If any of us in the law-enforcement field were asked these questions, we could answer them all with absolute confidence. We have made a commitment to train relentlessly and to die, if we have to, in order to protect others. Experienced officers have typically fired tens of thousands of rounds practicing for the time when they might need those skills to save themselves or someone else during a lethal situation. We take that commitment seriously. Before legislators and college leaders make the decision to put a gun in the hands of a professor or administrator, they should be certain they take it seriously, too.

AT ISSUE: SOURCES FOR DEVELOPING AN ETHICAL ARGUMENT

  1. What is Villahermosa’s thesis? Where does he state it?

  2. What is Villahermosa trying to establish in paragraph 2? Do you think this paragraph is necessary?

  3. In the bulleted list in paragraph 4, Villahermosa poses a series of questions. What does he want this list to accomplish?

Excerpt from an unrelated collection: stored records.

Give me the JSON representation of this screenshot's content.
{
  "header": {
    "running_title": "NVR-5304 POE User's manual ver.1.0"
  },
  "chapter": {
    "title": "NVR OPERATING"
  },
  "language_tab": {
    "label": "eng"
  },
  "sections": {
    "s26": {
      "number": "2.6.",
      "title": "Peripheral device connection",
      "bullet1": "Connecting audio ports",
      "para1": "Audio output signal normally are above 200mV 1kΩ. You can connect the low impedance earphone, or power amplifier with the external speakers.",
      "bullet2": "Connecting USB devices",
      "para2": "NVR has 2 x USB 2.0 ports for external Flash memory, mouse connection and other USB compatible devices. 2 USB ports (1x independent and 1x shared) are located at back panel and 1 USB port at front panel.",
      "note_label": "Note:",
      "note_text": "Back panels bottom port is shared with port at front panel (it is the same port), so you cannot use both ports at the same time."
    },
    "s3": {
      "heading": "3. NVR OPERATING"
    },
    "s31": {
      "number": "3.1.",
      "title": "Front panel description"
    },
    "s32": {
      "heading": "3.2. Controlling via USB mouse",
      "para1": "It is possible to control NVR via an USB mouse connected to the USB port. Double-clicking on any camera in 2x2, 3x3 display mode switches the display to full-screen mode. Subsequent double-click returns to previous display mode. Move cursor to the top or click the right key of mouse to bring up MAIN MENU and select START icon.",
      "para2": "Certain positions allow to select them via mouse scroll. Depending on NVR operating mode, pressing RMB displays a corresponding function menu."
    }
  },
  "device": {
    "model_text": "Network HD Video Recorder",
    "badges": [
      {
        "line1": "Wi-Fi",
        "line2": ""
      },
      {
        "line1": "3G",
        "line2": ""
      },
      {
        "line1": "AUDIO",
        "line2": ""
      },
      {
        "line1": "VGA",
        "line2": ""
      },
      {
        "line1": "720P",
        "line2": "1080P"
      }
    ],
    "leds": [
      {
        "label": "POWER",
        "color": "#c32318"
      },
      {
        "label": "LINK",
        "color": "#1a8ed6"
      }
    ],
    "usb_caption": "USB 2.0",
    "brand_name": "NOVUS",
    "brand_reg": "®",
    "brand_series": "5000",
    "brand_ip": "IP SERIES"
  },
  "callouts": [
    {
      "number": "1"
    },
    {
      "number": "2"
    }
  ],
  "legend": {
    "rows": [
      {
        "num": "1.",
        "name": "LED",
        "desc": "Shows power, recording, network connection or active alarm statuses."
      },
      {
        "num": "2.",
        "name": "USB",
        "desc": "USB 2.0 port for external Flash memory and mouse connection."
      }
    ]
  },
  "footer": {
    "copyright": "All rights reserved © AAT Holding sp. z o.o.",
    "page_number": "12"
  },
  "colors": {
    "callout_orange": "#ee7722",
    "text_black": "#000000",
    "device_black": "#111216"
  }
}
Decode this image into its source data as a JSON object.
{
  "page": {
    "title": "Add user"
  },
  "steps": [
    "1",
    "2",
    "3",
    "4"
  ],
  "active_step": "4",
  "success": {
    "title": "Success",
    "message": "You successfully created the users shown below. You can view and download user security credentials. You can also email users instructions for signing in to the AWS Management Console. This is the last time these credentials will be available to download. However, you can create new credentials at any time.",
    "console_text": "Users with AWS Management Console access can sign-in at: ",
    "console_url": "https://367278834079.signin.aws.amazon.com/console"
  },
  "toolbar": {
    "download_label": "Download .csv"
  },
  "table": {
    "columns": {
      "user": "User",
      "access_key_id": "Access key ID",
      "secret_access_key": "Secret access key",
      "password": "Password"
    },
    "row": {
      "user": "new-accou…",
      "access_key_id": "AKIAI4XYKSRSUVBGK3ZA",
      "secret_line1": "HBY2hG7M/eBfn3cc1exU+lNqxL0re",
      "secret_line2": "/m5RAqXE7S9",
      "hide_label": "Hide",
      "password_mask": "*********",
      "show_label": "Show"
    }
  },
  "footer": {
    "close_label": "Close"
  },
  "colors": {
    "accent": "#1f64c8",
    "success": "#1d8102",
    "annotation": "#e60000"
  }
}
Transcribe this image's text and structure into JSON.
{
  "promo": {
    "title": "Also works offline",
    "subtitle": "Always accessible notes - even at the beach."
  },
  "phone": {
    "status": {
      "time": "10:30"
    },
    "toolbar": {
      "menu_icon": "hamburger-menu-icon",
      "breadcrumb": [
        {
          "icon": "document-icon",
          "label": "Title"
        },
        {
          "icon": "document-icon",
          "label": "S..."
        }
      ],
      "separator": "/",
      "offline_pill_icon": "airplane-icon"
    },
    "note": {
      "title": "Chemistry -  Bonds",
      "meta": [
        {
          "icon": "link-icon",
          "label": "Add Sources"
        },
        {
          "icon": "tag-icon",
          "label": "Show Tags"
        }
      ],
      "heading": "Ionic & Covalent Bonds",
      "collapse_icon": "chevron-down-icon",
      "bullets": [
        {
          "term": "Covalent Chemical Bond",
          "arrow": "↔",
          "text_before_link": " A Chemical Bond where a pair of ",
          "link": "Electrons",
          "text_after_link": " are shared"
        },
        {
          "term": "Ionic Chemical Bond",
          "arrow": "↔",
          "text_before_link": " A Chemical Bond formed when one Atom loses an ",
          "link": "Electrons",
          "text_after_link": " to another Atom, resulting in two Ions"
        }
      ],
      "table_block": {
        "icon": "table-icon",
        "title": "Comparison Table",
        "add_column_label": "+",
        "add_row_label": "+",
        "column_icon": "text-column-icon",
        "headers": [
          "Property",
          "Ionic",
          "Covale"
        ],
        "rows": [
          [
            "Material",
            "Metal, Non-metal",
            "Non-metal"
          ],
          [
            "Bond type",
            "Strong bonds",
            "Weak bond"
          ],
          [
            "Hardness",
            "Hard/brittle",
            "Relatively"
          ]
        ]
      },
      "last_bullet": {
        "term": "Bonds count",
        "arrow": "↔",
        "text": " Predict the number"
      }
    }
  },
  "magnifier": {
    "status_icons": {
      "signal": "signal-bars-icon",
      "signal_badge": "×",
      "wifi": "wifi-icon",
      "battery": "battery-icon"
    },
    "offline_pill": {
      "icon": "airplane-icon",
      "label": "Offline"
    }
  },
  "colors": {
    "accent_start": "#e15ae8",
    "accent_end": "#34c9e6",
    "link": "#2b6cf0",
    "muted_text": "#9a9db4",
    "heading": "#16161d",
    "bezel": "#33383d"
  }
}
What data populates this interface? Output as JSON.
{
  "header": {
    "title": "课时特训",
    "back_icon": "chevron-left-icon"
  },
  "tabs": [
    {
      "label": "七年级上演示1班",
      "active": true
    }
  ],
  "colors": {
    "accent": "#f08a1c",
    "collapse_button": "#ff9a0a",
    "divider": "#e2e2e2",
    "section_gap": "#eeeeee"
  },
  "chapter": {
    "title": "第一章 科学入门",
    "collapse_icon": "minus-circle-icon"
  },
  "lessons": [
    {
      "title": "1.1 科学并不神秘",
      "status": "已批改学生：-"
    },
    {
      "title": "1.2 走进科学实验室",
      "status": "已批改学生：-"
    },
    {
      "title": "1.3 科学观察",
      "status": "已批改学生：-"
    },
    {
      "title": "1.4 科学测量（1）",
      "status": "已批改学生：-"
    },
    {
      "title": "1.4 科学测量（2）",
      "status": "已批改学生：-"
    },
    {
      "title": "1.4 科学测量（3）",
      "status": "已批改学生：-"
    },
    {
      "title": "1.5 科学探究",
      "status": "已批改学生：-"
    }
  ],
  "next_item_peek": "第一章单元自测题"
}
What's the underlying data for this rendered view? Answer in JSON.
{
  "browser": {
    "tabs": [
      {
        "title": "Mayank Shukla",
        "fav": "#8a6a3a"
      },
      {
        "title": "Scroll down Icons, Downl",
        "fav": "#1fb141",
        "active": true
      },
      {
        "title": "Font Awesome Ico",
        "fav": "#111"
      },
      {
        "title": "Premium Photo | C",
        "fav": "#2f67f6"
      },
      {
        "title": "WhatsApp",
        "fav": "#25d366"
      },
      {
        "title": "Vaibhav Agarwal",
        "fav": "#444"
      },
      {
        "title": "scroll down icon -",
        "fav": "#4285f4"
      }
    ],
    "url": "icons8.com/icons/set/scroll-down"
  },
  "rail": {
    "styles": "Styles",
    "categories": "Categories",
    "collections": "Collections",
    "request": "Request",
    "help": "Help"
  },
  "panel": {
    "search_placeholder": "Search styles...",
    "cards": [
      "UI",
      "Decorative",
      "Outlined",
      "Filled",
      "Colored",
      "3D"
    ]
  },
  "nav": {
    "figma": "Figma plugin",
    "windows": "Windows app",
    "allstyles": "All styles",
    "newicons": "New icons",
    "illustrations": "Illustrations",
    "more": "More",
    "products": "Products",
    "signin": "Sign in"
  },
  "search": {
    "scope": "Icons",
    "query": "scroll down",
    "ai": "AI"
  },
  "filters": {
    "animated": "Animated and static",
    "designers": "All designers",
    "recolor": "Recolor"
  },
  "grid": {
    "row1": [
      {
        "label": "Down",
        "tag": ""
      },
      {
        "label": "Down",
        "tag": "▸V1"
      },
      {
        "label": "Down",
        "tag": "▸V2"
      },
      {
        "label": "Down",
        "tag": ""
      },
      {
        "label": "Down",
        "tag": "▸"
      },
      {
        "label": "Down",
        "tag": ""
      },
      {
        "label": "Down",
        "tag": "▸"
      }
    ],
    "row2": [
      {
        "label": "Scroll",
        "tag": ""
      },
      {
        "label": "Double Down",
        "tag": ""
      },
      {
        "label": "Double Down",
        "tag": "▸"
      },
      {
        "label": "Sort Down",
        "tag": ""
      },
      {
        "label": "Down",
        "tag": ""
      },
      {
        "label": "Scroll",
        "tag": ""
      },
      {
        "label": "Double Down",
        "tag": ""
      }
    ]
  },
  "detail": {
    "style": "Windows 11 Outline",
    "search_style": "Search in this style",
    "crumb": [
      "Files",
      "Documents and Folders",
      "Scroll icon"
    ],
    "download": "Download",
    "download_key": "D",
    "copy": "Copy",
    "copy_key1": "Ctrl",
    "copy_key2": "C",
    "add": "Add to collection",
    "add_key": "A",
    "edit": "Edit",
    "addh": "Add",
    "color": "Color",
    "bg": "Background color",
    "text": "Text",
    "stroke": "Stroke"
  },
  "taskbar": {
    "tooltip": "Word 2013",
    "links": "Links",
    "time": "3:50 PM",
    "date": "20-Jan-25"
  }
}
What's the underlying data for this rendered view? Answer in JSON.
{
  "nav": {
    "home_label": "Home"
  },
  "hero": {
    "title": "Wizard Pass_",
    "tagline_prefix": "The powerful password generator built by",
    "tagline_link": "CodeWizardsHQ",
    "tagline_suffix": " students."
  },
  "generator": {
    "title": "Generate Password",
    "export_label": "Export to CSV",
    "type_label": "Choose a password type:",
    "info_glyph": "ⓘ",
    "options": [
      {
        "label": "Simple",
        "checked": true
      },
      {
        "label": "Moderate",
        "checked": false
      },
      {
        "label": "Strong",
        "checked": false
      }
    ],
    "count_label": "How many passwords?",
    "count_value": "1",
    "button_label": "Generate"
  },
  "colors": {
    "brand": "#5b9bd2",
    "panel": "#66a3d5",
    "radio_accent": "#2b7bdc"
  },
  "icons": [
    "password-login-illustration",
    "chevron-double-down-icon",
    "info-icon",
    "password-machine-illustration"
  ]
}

Is he successful?

  4. What arguments does Villahermosa include to support his thesis? Which of these arguments do you find most convincing? Why?

  5. Do you think Villahermosa is making an ethical argument here? If so, on what ethical principle does he base his argument?

  6. What points does Villahermosa emphasize in his conclusion? Should he have emphasized any other points? Explain.

  7. Both Villahermosa and Timothy Wheeler deal with the same issue—guns on campus. Which writer do you think makes the stronger case? Why?